The Harper government has a long history of conflict with officials who cause trouble with facts, figures, evidence, and inquiry, so it was easy to dismiss this latest appointment as a manoeuvre to nip any kind of that opposition in the bud. As David Murakami Wood, a Canada Research Chair in Surveillance Studies at Queen's University told me via email:
"They have systematically rubbished or removed any ombudsmen who have criticised them or even just produced factual research which contradicts what they say (like Statistics Canada). The former Privacy Commissioner was a human rights lawyer with a record of standing up for people. Harper's nominee is a career government lawyer with a record of standing up for the government."
But with yesterday's hour-long testimony, Therrien attempted to establish himself as a centrist, measured defender of liberty and security, telling MPs "I hope to demonstrate my impartiality through my actions," would "champion" privacy rights, and would be loyal to Parliament alone.
He defended his record as a career lawyer and advisor for the national security apparatus, saying that "privacy is a fundamental human right, and my career has been about respect for human rights in the application of various government programs affecting liberty and security."
I spoke to Micheal Vonn, Policy Director at the BC Civil Liberties Association, to try to situate Therrien's appearance today within the larger privacy context in Canada. She argued that while it was "nice to have Therrien on the pile regarding splitting C-13 into two, this position was already well-established and obvious" as the right thing to do. In that sense, taking that position alone doesn't make him a champion of privacy—it just makes him a sensible person.
Given Therrien's lack of recognition and experience in the pro-privacy community, Vonn expressed concern over his ability to be a trustworthy Privacy Commissioner from the outset. This is important because Canadians currently find themselves in the middle of a "last-minute cluster fiasco, with a whole raft of important privacy legislation coming along" in the form of bills C-13, S-4, and C-31 as just a few examples, Vonn said. Furthermore, since Therrien's term will be seven years, he'll be the lead watchdog for quite some time as Parliament updates Canada's laws to adapt to digital reality.
The Conservatives will very likely be pushing through their flawed bill C-13 no matter what their own hand-picked privacy expert says. Their dismissal of one effective privacy commissioner just in time to appoint an unknown other, with neither of them officially giving input, is suspiciously convenient at best. At its worst, it's another sad example of the Harper government's tendency to classify any and all opposition as illegitimate. When Canadians are presented with an emotionally-charged, deceptive "cyberbullying" bill that promises to impinge on our basic freedoms without ample justification, we'd better hope that we can trust the person in charge of impartially sticking up for us in Parliament. At this crucial moment, not many privacy experts have expressed that trust. This is concerning.

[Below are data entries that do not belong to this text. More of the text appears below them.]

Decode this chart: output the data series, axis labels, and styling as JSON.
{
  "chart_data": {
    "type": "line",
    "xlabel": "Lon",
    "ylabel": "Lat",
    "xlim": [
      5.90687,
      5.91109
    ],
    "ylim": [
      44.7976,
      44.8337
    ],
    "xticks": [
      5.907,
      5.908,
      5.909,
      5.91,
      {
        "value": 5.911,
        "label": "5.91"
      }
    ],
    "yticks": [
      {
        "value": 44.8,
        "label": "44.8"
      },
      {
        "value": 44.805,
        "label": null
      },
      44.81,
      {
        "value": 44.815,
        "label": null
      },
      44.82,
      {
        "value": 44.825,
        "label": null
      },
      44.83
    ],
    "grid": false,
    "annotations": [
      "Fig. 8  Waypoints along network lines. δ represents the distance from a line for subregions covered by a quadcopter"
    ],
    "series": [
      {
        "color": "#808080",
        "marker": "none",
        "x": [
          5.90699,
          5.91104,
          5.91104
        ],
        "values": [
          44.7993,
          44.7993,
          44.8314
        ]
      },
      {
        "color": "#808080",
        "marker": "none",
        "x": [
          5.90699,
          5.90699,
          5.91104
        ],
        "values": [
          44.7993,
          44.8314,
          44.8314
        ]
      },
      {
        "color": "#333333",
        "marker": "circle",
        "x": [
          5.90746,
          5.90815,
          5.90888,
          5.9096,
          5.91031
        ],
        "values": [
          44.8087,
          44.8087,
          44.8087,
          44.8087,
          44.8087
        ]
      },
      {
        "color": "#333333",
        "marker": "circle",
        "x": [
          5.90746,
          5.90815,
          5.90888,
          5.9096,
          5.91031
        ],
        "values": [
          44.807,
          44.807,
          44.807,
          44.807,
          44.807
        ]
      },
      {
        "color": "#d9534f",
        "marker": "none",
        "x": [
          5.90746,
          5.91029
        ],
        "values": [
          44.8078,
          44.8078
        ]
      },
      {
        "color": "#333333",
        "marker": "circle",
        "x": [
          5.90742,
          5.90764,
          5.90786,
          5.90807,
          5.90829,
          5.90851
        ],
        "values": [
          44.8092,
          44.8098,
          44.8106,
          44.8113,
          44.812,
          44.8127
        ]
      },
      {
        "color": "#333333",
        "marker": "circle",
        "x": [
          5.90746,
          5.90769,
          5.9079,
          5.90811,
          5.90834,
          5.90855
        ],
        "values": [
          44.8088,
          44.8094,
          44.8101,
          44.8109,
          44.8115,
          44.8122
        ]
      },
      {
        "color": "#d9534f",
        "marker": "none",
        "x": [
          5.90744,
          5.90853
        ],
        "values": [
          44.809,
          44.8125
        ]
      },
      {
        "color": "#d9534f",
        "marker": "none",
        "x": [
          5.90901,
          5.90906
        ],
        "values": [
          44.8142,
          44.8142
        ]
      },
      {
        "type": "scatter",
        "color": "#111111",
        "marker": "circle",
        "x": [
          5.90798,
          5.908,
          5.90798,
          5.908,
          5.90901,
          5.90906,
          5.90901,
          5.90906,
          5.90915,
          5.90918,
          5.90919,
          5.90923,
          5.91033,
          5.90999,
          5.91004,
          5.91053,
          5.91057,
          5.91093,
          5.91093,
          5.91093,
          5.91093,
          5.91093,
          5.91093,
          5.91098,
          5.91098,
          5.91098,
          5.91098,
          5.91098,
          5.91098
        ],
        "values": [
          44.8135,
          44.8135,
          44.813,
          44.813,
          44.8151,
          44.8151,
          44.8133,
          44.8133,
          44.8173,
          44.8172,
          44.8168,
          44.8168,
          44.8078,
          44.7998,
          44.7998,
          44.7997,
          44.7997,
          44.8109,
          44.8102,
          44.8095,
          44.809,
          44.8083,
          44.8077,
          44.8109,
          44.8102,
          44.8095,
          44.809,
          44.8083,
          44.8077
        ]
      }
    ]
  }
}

While the new guy tasked with defending our fundamental right to privacy didn't exactly roll over yesterday, it remains to be seen how he'll perform in the long run. In light of the very qualified field of candidates he was selected from, the government's curveball nomination leaves Mr. Therrien with a lot to prove. For the $296,000 salary we're paying him, Canadians deserve someone not only capable, but wholly dedicated to keeping our privacy rights intact.
Chris Malmo is a donor relations coordinator at OpenMedia.